Plastic contamination alters soil physical and chemical properties, threatening essential ecosystem functions such as nutrient cycling, water infiltration and soil aggregate stability. The goal of this study is to elucidate how these effects vary with soil texture and test if they could be mitigated by increasing plant species richness.

We conducted a mesocosm experiment combining two soil types (clayey and sandy), four plastic treatments (conventional, biodegradable, a mixture of both, and a control) and a gradient of plant species richness (2–6 species per pot) using seven ruderal species common in urban areas. We measured plant biomass, water infiltration, field capacity, aggregate stability, organic carbon, β-glucosidase activity and combined their individual responses into an overall multifunctionality index.

Conventional plastics significantly disrupted infiltration, aggregate stability and organic carbon to a larger extent than biodegradable plastics. Negative impacts were greater in clayey than in sandy soils; multifunctionality decreased by 15% when conventional plastics were added in clayey soils but slightly increased by 3% in sandy soils.

Plant richness had positive effects on half of the measured functions, either directly or indirectly through plant biomass production. In sandy soils, these positive effects partly compensated for the loss of functioning caused by plastic contamination, as reflected in higher multifunctionality. In clayey soils, however, plastic contamination not only outweighed plant diversity benefits, but also weakened richness–functioning relationships.

The most diverse plant mixtures exhibited transgressive overyielding, indicating functional complementarity among species that enhanced resilience to plastic-induced stress.

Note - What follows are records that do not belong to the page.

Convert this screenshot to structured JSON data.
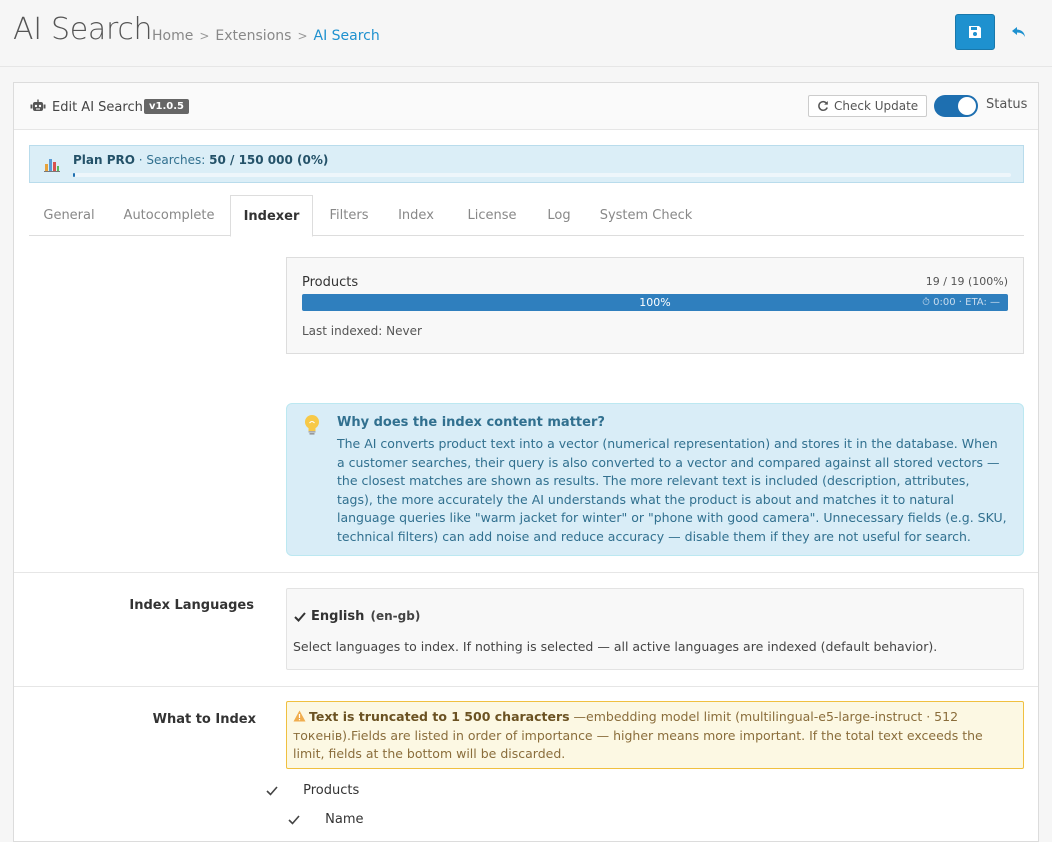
{
  "header": {
    "title": "AI Search",
    "breadcrumb": [
      {
        "label": "Home"
      },
      {
        "label": "Extensions"
      },
      {
        "label": "AI Search"
      }
    ],
    "save_icon": "floppy-icon",
    "back_icon": "reply-icon"
  },
  "panel": {
    "title": "Edit AI Search",
    "version": "v1.0.5",
    "check_update_label": "Check Update",
    "status_label": "Status",
    "status_on": true
  },
  "plan": {
    "name": "Plan PRO",
    "searches_label": " · Searches: ",
    "usage": "50 / 150 000 (0%)",
    "usage_fraction": 0.0003
  },
  "tabs": [
    {
      "label": "General",
      "active": false
    },
    {
      "label": "Autocomplete",
      "active": false
    },
    {
      "label": "Indexer",
      "active": true
    },
    {
      "label": "Filters",
      "active": false
    },
    {
      "label": "Index",
      "active": false
    },
    {
      "label": "License",
      "active": false
    },
    {
      "label": "Log",
      "active": false
    },
    {
      "label": "System Check",
      "active": false
    }
  ],
  "indexer": {
    "title": "Products",
    "count": "19 / 19 (100%)",
    "progress_percent": 100,
    "progress_label": "100%",
    "eta": "⏱ 0:00 · ETA: —",
    "last_indexed": "Last indexed: Never"
  },
  "info": {
    "title": "Why does the index content matter?",
    "body": "The AI converts product text into a vector (numerical representation) and stores it in the database. When a customer searches, their query is also converted to a vector and compared against all stored vectors — the closest matches are shown as results. The more relevant text is included (description, attributes, tags), the more accurately the AI understands what the product is about and matches it to natural language queries like \"warm jacket for winter\" or \"phone with good camera\". Unnecessary fields (e.g. SKU, technical filters) can add noise and reduce accuracy — disable them if they are not useful for search."
  },
  "languages": {
    "label": "Index Languages",
    "items": [
      {
        "name": "English",
        "code": "(en-gb)",
        "checked": true
      }
    ],
    "help": "Select languages to index. If nothing is selected — all active languages are indexed (default behavior)."
  },
  "what_to_index": {
    "label": "What to Index",
    "warning_bold": "Text is truncated to 1 500 characters",
    "warning_text": " —embedding model limit (multilingual-e5-large-instruct · 512 токенів).Fields are listed in order of importance — higher means more important. If the total text exceeds the limit, fields at the bottom will be discarded.",
    "fields": [
      {
        "label": "Products",
        "checked": true
      },
      {
        "label": "Name",
        "checked": true
      }
    ]
  }
}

Synthesis and applications. Our findings show that the negative effects of plastic contamination on soil functioning strongly depend on soil type and can be partly alleviated by plant diversity. In sandy soils, diverse plant communities buffered functional losses under plastic stress, whereas in clayey soils the benefits of diversity were suppressed. These results highlight that ecological restoration strategies in urban environments should prioritise increasing plant diversity in sandy soils, while managing plastic contamination is crucial in clay-rich soils where biodiversity alone cannot counteract contamination impacts.